Artivism: Italy and Social Justice

Curated by Elizabeth Tavella

Educate yourselves because we'll need all your intelligence. Stir yourselves because we'll need all your enthusiasm. Organize yourselves because we'll need all your strength

Antonio Gramsci

Throughout history, many artists have created works that intersect with political activism and social justice causes not only to generate awareness and affect positive change around social issues, but also to interrupt and alter oppressive systemic patterns.

This exhibition explores a selection of works by Italian artists who, in the period between the late 1950s and the 1970s, have effectively used different media to engage in the mass struggles affecting the country. Grounded in the spirit of resistance and denouncement, these artists have embodied an urgent yearning for radical change. Social justice issues, by nature interrelated, interdependent and indivisible, are here displayed according to different artistic media.

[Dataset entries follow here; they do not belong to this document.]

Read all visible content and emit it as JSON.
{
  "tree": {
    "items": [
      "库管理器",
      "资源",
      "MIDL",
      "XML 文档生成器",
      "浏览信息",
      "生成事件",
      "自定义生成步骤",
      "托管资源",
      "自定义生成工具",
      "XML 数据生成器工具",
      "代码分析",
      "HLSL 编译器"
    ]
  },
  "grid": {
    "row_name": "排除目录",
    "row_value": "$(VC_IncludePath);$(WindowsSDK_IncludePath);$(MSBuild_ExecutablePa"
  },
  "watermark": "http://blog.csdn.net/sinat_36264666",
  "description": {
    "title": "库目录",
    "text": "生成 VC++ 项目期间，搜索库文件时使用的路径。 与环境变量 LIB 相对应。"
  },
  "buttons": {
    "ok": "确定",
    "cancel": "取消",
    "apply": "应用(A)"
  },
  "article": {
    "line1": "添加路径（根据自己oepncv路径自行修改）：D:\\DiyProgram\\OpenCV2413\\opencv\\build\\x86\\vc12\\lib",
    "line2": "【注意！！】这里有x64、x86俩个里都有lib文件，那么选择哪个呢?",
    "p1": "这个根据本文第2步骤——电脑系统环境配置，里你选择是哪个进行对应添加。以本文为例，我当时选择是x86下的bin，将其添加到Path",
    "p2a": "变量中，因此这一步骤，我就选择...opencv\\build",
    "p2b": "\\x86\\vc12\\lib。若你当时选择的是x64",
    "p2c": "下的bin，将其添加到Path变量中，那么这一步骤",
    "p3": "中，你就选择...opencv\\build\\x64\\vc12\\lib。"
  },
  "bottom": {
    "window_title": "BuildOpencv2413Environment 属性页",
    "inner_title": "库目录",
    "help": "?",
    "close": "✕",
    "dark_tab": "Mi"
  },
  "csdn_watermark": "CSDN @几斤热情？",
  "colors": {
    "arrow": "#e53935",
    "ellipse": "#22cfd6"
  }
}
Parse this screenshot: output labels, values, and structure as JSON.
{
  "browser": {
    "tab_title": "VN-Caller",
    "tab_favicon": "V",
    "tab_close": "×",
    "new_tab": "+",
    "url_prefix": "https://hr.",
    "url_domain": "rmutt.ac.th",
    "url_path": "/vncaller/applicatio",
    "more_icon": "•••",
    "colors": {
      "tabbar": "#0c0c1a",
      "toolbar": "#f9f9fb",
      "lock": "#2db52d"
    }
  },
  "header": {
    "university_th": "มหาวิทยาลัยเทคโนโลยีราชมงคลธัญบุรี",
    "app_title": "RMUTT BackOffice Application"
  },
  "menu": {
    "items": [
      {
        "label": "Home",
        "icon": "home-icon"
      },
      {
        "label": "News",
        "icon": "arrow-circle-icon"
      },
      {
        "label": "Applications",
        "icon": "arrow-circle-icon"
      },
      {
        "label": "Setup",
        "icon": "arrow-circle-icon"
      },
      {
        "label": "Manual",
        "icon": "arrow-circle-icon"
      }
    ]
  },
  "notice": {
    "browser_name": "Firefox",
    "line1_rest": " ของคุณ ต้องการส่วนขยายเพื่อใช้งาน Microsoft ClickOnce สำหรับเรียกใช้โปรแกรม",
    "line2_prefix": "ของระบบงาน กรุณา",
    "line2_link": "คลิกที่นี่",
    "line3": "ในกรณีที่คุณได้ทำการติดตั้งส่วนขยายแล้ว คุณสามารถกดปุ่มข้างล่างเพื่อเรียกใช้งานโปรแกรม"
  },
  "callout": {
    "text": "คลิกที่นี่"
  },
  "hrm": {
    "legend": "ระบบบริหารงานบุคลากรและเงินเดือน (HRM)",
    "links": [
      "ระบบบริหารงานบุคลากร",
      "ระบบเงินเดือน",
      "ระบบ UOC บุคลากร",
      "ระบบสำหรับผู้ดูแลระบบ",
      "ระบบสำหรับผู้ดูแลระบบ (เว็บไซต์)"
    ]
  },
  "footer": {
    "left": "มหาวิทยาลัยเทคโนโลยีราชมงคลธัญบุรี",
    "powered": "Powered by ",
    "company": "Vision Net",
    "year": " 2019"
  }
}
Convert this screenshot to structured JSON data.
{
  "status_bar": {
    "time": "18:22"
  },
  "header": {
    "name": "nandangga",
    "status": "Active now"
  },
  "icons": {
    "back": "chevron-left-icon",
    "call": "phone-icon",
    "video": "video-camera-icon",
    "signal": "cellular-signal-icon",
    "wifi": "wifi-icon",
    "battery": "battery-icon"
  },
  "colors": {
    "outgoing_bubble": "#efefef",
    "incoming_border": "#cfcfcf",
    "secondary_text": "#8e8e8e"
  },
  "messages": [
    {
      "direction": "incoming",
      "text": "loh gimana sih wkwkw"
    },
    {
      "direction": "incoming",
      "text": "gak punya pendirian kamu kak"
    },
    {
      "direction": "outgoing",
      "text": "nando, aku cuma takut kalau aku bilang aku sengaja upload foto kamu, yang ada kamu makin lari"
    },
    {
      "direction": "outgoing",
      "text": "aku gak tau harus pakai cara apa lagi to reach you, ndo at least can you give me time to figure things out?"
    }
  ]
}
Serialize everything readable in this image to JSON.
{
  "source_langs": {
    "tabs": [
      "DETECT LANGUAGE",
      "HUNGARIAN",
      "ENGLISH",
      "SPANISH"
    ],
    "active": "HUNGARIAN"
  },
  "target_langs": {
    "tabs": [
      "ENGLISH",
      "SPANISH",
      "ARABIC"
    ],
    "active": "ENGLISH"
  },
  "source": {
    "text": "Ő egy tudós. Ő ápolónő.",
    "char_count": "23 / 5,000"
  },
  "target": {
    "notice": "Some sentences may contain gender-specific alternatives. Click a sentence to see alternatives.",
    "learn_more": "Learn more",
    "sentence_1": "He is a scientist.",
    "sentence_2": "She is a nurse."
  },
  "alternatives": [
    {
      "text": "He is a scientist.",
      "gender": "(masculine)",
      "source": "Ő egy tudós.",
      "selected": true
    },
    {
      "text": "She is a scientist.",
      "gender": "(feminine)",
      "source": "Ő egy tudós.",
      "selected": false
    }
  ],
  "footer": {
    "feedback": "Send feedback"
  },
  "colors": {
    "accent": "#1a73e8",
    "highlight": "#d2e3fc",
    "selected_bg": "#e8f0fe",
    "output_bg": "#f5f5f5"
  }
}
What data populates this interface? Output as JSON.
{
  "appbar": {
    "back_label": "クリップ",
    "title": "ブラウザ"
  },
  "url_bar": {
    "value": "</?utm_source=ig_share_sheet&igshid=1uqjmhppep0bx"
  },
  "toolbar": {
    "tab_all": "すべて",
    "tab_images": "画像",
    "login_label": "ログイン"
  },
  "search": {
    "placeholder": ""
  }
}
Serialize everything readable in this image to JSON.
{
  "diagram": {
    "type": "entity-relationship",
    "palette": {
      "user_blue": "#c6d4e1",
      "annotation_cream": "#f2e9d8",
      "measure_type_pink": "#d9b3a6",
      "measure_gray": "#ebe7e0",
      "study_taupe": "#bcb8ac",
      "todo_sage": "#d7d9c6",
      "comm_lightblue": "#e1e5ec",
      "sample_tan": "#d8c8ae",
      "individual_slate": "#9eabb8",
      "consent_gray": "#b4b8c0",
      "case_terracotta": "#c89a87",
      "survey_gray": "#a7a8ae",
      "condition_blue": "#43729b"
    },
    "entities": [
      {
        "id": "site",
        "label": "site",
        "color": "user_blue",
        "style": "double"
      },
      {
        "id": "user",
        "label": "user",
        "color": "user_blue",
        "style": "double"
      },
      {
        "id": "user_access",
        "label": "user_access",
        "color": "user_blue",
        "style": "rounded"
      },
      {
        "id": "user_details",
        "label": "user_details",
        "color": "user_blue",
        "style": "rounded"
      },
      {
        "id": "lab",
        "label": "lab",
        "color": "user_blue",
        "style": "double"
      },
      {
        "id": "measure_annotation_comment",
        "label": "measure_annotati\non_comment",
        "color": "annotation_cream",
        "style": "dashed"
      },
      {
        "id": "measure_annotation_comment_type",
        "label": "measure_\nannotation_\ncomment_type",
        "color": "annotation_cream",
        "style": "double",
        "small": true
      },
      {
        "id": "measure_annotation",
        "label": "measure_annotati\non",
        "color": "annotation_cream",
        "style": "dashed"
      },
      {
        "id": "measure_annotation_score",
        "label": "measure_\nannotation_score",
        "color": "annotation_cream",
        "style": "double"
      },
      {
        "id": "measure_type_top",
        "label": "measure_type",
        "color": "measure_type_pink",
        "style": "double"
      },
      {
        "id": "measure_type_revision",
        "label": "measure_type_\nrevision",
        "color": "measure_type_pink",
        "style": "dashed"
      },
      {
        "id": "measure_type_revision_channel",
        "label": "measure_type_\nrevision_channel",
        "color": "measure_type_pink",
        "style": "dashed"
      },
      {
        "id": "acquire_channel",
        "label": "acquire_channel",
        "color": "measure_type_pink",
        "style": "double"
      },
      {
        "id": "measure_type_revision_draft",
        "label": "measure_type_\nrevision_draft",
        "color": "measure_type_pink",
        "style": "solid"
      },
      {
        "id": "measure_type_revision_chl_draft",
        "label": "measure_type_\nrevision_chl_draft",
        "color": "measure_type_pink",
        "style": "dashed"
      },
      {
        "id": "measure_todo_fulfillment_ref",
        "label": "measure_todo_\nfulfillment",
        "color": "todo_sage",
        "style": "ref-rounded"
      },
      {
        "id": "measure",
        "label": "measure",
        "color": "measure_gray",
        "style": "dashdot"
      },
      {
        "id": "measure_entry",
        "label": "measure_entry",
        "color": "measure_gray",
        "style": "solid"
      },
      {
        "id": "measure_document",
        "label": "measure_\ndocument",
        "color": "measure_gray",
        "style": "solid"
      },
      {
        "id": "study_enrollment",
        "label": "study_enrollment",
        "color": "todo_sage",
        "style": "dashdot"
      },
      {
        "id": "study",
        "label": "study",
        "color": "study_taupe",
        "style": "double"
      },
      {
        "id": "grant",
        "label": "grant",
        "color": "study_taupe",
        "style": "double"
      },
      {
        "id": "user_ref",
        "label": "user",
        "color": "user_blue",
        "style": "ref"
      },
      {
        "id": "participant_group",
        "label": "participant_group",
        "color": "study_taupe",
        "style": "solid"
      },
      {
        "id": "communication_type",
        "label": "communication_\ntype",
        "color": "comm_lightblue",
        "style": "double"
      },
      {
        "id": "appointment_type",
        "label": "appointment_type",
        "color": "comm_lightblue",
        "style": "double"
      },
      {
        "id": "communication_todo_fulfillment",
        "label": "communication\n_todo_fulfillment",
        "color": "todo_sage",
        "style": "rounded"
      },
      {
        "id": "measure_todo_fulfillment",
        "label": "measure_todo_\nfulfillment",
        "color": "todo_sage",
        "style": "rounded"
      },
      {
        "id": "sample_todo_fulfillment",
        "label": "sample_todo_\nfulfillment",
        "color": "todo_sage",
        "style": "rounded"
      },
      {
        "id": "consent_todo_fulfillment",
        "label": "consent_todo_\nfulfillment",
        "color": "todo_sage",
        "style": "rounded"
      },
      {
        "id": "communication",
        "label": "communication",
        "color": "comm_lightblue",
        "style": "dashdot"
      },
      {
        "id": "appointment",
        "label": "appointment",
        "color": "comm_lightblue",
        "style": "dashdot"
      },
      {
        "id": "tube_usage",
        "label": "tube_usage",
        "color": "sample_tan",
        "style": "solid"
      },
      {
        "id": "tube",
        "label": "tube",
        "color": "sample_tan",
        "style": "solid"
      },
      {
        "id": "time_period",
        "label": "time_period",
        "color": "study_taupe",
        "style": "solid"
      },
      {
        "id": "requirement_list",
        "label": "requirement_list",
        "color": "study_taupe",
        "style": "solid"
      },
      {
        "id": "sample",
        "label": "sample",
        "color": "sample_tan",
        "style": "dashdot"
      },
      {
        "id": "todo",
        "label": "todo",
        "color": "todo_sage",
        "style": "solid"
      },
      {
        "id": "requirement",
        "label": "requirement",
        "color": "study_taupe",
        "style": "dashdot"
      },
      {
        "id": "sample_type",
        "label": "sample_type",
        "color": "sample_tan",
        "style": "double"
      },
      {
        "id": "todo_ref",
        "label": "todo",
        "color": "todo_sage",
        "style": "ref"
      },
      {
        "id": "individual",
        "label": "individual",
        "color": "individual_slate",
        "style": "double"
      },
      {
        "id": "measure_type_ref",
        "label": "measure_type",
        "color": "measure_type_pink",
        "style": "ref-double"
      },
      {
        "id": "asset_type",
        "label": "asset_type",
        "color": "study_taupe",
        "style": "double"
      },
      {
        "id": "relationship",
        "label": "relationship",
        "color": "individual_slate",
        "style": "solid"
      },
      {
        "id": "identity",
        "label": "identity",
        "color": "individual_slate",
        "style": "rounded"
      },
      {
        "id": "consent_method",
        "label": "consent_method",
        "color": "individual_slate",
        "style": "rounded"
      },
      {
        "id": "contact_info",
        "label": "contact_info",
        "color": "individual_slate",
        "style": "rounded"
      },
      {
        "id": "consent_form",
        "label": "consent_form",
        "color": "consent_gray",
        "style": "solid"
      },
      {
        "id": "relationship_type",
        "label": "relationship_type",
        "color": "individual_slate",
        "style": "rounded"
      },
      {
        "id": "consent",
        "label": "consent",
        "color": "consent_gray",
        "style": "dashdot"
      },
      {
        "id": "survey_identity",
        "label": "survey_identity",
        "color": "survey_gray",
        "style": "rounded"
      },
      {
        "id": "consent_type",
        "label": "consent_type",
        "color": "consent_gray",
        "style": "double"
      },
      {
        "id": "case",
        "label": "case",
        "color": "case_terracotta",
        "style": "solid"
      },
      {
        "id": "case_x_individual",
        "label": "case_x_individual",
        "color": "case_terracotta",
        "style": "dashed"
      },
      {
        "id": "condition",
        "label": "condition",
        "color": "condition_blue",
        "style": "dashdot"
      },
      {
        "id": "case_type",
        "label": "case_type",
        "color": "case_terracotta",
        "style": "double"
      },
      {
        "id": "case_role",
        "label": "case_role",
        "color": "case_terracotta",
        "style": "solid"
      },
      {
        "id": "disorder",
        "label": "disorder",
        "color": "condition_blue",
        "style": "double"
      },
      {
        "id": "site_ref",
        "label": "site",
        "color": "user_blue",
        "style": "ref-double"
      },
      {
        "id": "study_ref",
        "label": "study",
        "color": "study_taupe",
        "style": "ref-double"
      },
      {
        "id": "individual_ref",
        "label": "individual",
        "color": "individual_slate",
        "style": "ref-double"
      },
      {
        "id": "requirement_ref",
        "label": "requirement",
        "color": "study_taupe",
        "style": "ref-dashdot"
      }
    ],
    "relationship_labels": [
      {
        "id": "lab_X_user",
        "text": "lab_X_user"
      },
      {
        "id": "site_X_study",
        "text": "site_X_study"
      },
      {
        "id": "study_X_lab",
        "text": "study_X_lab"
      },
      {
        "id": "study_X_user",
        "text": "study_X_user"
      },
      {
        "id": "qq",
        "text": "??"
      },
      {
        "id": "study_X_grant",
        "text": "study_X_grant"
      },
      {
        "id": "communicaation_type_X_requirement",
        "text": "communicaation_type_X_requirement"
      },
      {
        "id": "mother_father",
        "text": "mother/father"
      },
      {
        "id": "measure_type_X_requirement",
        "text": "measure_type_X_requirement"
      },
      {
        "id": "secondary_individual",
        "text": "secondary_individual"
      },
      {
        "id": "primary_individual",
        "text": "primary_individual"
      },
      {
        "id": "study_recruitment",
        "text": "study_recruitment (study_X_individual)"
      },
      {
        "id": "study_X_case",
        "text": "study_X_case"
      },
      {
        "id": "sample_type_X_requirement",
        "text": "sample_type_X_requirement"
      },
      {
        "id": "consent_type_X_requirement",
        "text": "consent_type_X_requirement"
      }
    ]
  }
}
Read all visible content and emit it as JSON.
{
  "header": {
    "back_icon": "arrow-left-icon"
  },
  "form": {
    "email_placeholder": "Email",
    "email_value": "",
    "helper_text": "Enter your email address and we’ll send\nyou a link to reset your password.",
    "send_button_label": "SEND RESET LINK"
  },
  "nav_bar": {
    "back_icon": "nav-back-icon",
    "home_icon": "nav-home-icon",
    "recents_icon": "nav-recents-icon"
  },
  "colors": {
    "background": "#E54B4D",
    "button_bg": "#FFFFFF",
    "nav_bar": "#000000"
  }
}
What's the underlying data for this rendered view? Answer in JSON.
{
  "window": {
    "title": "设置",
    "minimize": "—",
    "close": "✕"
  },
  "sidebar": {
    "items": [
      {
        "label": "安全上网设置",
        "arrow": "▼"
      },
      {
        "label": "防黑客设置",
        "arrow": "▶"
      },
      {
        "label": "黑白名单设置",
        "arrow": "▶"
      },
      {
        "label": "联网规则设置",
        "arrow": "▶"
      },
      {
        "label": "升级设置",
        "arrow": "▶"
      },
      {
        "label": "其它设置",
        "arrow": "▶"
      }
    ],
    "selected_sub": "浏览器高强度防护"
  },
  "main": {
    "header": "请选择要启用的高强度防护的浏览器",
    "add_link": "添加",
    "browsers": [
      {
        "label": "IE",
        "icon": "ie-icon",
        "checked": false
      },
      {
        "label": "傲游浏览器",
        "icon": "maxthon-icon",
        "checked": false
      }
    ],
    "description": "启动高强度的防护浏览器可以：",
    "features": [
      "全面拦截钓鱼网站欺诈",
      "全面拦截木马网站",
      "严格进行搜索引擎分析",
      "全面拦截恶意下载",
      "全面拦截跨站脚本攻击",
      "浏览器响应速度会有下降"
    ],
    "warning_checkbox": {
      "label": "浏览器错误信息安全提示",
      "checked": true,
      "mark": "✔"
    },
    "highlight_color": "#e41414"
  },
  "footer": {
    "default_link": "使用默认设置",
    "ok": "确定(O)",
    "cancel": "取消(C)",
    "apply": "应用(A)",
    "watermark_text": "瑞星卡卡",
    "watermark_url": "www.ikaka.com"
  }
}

The selected artists are often working with different media and actively engaging with different issues, such as gender and equality, labor rights, acknowledgement of the class struggle, economic disparity, animal rights, and education reform.




Seeing the Struggles: Words and Images

An art collage of a woman's face, a black and white photograph of a building, and pasted text.
Lamberto Pignotti, Police at the Venice Biennale: Against Students and Artists, 1968

The power of visual imagery in developing a collective consciousness and its role to provoke and voice discontent is inestimable.

The selected examples embody the atmosphere of rebellion and experimentation that characterized the 1960s and 1970s in Italy. Concrete art, visual poetry, body art, and collage are just a few of the preferred artistic styles used to convey messages of resistance, feminist statements, the voice of exploited workers. Language was an important tool for these artists. In fact, many of them used language in place of brush and canvas, and words played a primary role in their emphasis on ideas over visual forms.

Learn more




From Books to Journals: Words in Action

A collage of several newspaper articles
Dino Buzzati, A Kangaroo Killed by the Law, Corriere della Sera, 1956

The civic engagement and social activism of intellectuals can have a great impact on individuals, organizations, and communities. By reflecting and commenting on contemporary problems, artists bring to the table issues and topics that unsettle and subvert the political and social norms.

While writers were bravely publishing novels on delicate and risky subjects that often generated fierce criticism and at times even censorship, it was not uncommon for them to pursue a parallel journalistic career, as in the case of Italo Calvino, Dino Buzzati, Anna Maria Ortese, among many others, and to engage with every day issues affecting the country or local communities.

Words here become persuasive and powerful tools that mobilize ideas and ideologies, bring to the surface and openly discuss questions of women emancipation, gender identity, the alienation of workers, the Mafia phenomenon, and innumerable cases of animal cruelty.

Learn more


Music and Movies: Words in Motion

A movie poster with yellow text on a red background. A man is standing and smoking, and a woman' head is barely visible on the bottom of the frame.
Investigation of a Citizen Above Suspicion, Elio Petri, Film Poster, 1970

Films have the ability to empower people and build bridges between communities. They are a resource for building public understanding of issues and empathy among viewers who otherwise might not relate to situations of critical importance. From the 1960s through the mid-1970s, a group of filmmakers took over and embraced the social and political functions of cinema. For the first time, movies deal with taboo subjects and give voice to the victims of the political and social systems. Italian cinema becomes pivotal in defending and documenting the stories of marginalized people as well as in explicitly denouncing criminal organizations and political corruption.

Music also acts as a form of political protest and propaganda. Music, as well as singing together, can move people emotionally, socially, and politically. Pier Paolo Pasolini defined music as “the only expressive action / perhaps as high and indefinable as the actions of reality.” Artists are aware of this potential and have used music to help build social movements and solidarity. The selected repertoire covers a variety of themes ranging from anti-war songs to denunciation of capitalism.